The street front is divided into five compartments by minimal protrusions. The three central axes form a central projection , which is emphasized by a portico with a balcony above and by an additional storey with a triangular gable , adorned by a semicircular window. The portico includes four Doric columns made of natural stone with entasis , which stand without bases on a terrace four steps high, and probably goes back to the renovation of 1919 when it replaced a smaller porch. At the rear, the central projecting formed in 1899 as a “garden portal” protrudes about 6 m into the depth of an independent wing , which since the expansion in 1919 has been joined on both sides by a ground floor with baluster roof terraces . The tympanum of the triangular pediment is equipped with a Venetian window .
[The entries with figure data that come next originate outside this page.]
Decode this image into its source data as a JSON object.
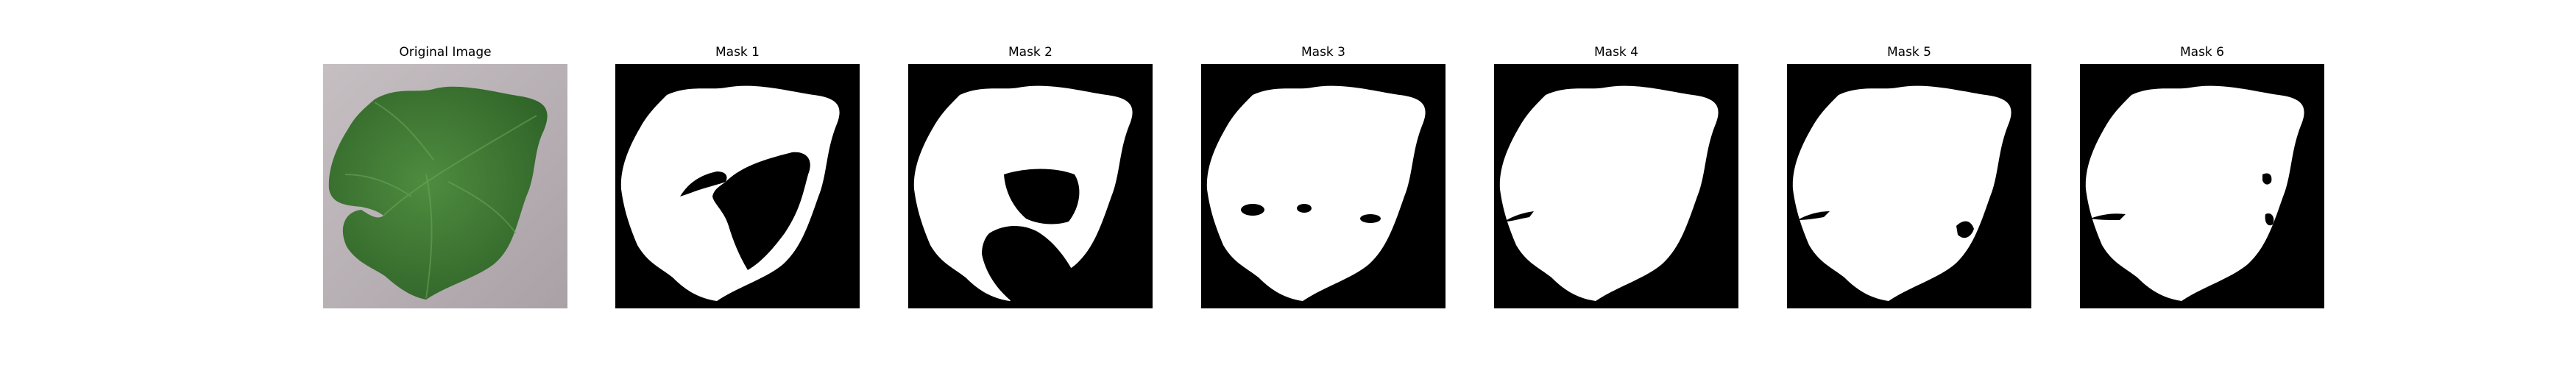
{
  "figure": {
    "panels": [
      {
        "title": "Original Image",
        "image": "leaf-photo"
      },
      {
        "title": "Mask 1",
        "image": "segmentation-mask"
      },
      {
        "title": "Mask 2",
        "image": "segmentation-mask"
      },
      {
        "title": "Mask 3",
        "image": "segmentation-mask"
      },
      {
        "title": "Mask 4",
        "image": "segmentation-mask"
      },
      {
        "title": "Mask 5",
        "image": "segmentation-mask"
      },
      {
        "title": "Mask 6",
        "image": "segmentation-mask"
      }
    ]
  },
  "colors": {
    "background": "#000000",
    "mask": "#ffffff",
    "leaf": "#3f7a34",
    "photo_background": "#b8b0b4"
  }
}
While the southern gable front - with two round windows per storey in the gable field and characterized by a framed triangular gable given by the shape of the roof - is visible, the northern front is largely covered by the office extension created for the Apostolic Nunciature. The horizontal axis of the villa is emphasized by a cornice between the floors and a clearly protruding eaves .
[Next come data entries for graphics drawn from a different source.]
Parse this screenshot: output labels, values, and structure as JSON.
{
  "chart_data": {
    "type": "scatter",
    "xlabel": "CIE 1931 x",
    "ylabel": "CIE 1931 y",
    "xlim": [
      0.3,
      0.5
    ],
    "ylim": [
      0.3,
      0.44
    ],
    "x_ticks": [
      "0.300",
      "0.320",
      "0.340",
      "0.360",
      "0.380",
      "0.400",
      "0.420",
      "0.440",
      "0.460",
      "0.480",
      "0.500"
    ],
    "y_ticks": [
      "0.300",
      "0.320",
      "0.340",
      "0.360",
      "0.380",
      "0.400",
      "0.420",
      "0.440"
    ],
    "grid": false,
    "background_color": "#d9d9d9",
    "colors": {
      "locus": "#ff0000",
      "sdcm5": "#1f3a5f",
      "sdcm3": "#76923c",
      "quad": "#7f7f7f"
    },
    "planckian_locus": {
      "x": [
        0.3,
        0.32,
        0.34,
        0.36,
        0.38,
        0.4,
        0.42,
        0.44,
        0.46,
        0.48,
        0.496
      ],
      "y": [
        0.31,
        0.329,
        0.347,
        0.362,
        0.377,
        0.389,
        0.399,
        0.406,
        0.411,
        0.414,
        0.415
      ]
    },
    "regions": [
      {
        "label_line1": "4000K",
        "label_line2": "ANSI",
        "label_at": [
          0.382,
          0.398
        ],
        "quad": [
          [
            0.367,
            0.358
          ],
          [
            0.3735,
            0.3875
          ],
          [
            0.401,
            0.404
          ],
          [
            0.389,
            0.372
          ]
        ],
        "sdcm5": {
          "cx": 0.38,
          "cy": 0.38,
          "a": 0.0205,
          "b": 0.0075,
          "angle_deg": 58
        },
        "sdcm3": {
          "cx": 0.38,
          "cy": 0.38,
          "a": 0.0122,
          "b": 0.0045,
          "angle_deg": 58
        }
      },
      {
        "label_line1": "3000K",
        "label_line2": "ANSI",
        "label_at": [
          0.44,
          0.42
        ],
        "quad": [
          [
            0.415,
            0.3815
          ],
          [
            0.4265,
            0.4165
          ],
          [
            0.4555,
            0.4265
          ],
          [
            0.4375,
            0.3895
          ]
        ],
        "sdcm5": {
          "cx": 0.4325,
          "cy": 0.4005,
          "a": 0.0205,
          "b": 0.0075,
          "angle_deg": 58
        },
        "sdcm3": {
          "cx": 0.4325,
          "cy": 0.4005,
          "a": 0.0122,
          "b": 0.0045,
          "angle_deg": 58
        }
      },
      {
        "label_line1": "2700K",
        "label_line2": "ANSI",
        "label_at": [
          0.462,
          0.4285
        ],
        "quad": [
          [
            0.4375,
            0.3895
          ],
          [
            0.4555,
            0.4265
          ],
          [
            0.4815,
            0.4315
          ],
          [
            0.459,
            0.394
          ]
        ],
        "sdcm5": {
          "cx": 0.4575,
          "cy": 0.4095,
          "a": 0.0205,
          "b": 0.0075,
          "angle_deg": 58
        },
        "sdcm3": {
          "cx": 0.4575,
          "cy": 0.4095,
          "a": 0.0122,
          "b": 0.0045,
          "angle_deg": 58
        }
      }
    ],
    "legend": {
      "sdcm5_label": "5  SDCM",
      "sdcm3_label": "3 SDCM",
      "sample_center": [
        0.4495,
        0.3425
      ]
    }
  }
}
“It turns out that the villa, which is more than two hundred years old in origin, is an individualist despite some similarities with some earlier villas. What they had in common was undoubtedly the charisma of reserved refinement and calm, which no longer existed today. "

- Olga Sunday (1998)

literature

  • Olga Sonntag : Villas on the banks of the Rhine in Bonn: 1819–1914 , Bouvier Verlag, Bonn 1998, ISBN 3-416-02618-7 , Volume 2, Catalog (1), pp. 49–59. (also dissertation University of Bonn, 1994) [building history and building owners]
  • Olga Sonntag: Villas on the banks of the Rhine in Bonn: 1819–1914 , Bouvier Verlag, Bonn 1998, ISBN 3-416-02618-7 , Volume 1, pp. 70–72, 84–85, 137 f. . (also dissertation University of Bonn, 1994) [description of architecture, art-historical classification, description of the floor plan]
  • Alfred Wiedemann : History of Godesberg and its surroundings , second increased edition, Verlag des Amtes Godesberg, Bad Godesberg 1930, pp. 229–232.

Web links

Commons : Turmhof  - collection of images

Individual evidence

  1. List of monuments of the city of Bonn (as of March 15, 2019), p. 55, number A 3842
  2. ^ Horst Heidermann : 100 years of the German Werkbund: Godesberg traces . In: Godesberger Heimatblätter: Annual issue of the Association for Home Care and Home History Bad Godesberg eV , ISSN  0436-1024 , Issue 44/2006, pp. 77–119 (here: p. 104).
  3. Herbert Alsheimer: The Vatican in Kronberg: a unique specimen in German post-war history , Verlag Waldemar Kramer, 2003, ISBN 978-3782905398 , p. 40.
  4. ^ Farewell to Bonn , Apostolic Nunciature in the Federal Republic of Germany
  5. Not at any price. Problems with the marketing of former embassies , Haus & Grund aktuell, Volume 8, No. 11, November 2002, p. 8.
  6. ^ Association for Homeland Care and Local History Bad Godesberg eV (Ed.); Bärbel, Richard and Kai Grebert: Walk through Plittersdorf , Bonn-Bad Godesberg 2013, p. 24.
  7. Good business with Bonn embassies , Die Welt , June 10, 2001
  8. ^ Olga Sonntag: Villas on the banks of the Rhine in Bonn , Volume 1, p. 72.